Thursday, August 12, 2010

Queen Conch

This little critter arrived in my e- Inbox yesterday. She looks wary to me; a wistful queen bundled up in her ocean floor sleeping bag.

Apparently water temperatures dropped down to 9 degrees F in Florida Keys this winter - not cold by Antarctic standards but - if you're a semi-tropical creature - reason enough to burrow in till little more than your eyes are showing? Researchers are suggesting that 'at this stage' it looks as though more damage has been done to benthic (bottom-dwelling) creatures in the Keys by the uncharacteristic cold than by the still-seeping oil. But tests are still being done. Results have yet to come in. One thing is certain... the chemical dispersants that have been poured into the sea are (yet another) grave mistake and long-term effects on ocean life are guaranteed and far-reaching.


I can't help wondering... if she could speak (in a language we could hear), what might this conch say?


  1. I think she's saying, "Oh dear." I find saying Oh Dear helps when in despair. And heavy sighs. I am a prolific sigher. I think Queen Conchy is too.

  2. I think she might bear it without comment...stoic and making the best of a bad situation.

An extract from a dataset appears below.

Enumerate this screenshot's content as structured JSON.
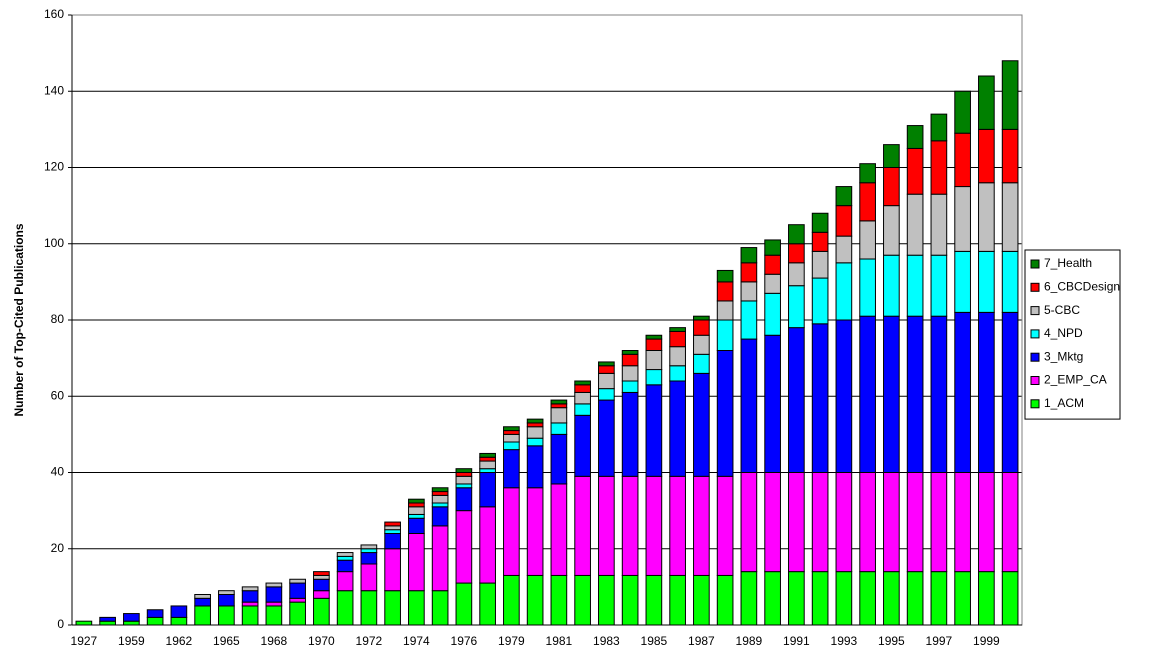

I think each of us, whatever species, has had to learn to live adaptively. We just have no way of knowing what we will become.

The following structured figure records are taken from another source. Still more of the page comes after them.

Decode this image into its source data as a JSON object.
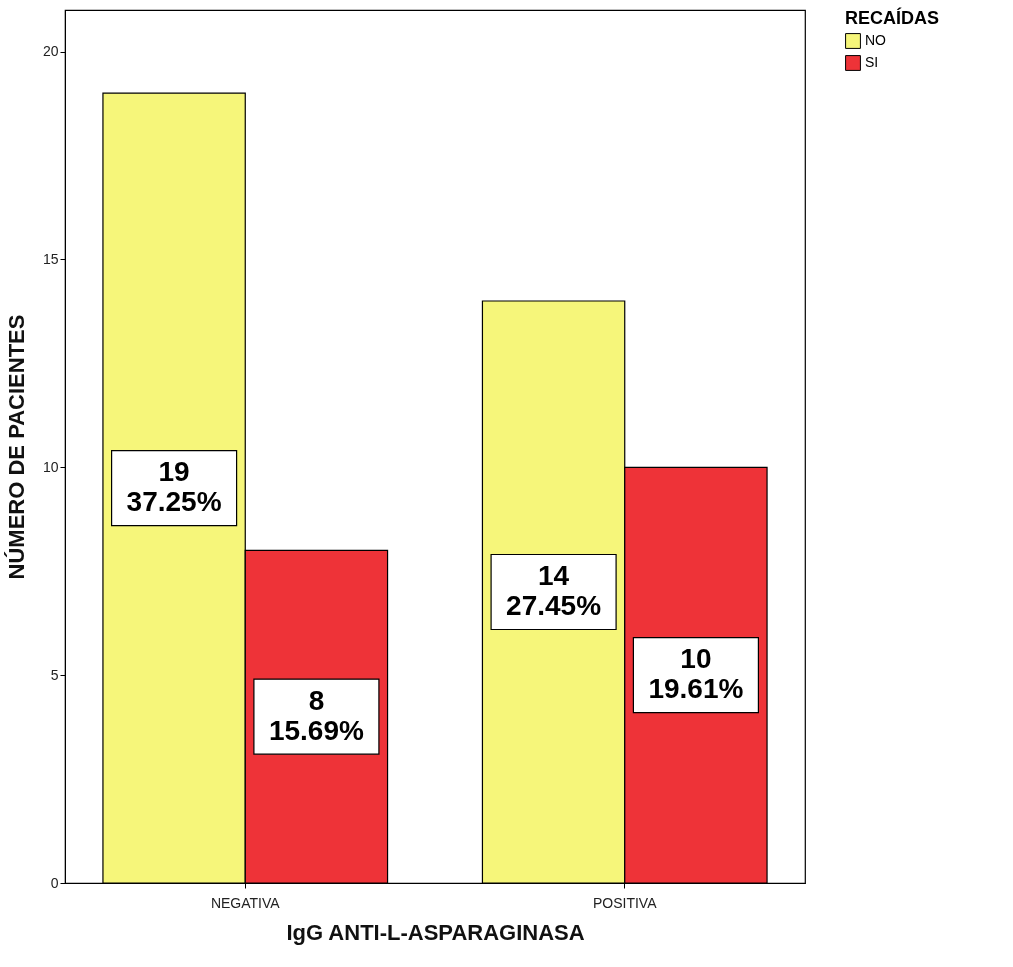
{
  "chart_data": {
    "type": "bar",
    "xlabel": "IgG ANTI-L-ASPARAGINASA",
    "ylabel": "NÚMERO DE PACIENTES",
    "legend_title": "RECAÍDAS",
    "categories": [
      "NEGATIVA",
      "POSITIVA"
    ],
    "series": [
      {
        "name": "NO",
        "color": "#f6f67a",
        "values": [
          19,
          14
        ],
        "value_labels": [
          "19\n37.25%",
          "14\n27.45%"
        ]
      },
      {
        "name": "SI",
        "color": "#ee3338",
        "values": [
          8,
          10
        ],
        "value_labels": [
          "8\n15.69%",
          "10\n19.61%"
        ]
      }
    ],
    "ylim": [
      0,
      21
    ],
    "yticks": [
      0,
      5,
      10,
      15,
      20
    ],
    "grid": false,
    "legend": "right"
  }
}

  3. Dear Kay & Marylinn...

    I was reminded of the following paragraph after reading your comments today. It's in one of my all-time favourite books, "What is Life" by Lynn Margulis and Dorion Sagan (this is one of 'those' books that gets moved from bedside table to studio on an almost daily basis), ...

    "... Life is planetary exuberance, a solar phenomenon. It is the astronomically local transmutation of Earth's air, water and sun into cells. It is an intricate pattern of growth and death, dispatch and retrenchment, transformation and decay... Life is matter gone wild, capable of choosing its own direction in order to indefinitely forestall the inevitable moment of thermodynamic equilibrium - death. Life is also a question the universe poses to itself in the form of a human being... "

    I'm not sure I can add anything to that, except to acknowledge your conch's understandable sighs, Kay - and your queen's stoical acceptance, Marylinn. And I do agree with what you say about us having had to learn to live adaptively, Marylinn - not knowing what we might become. It's all a bit of a mystery, really.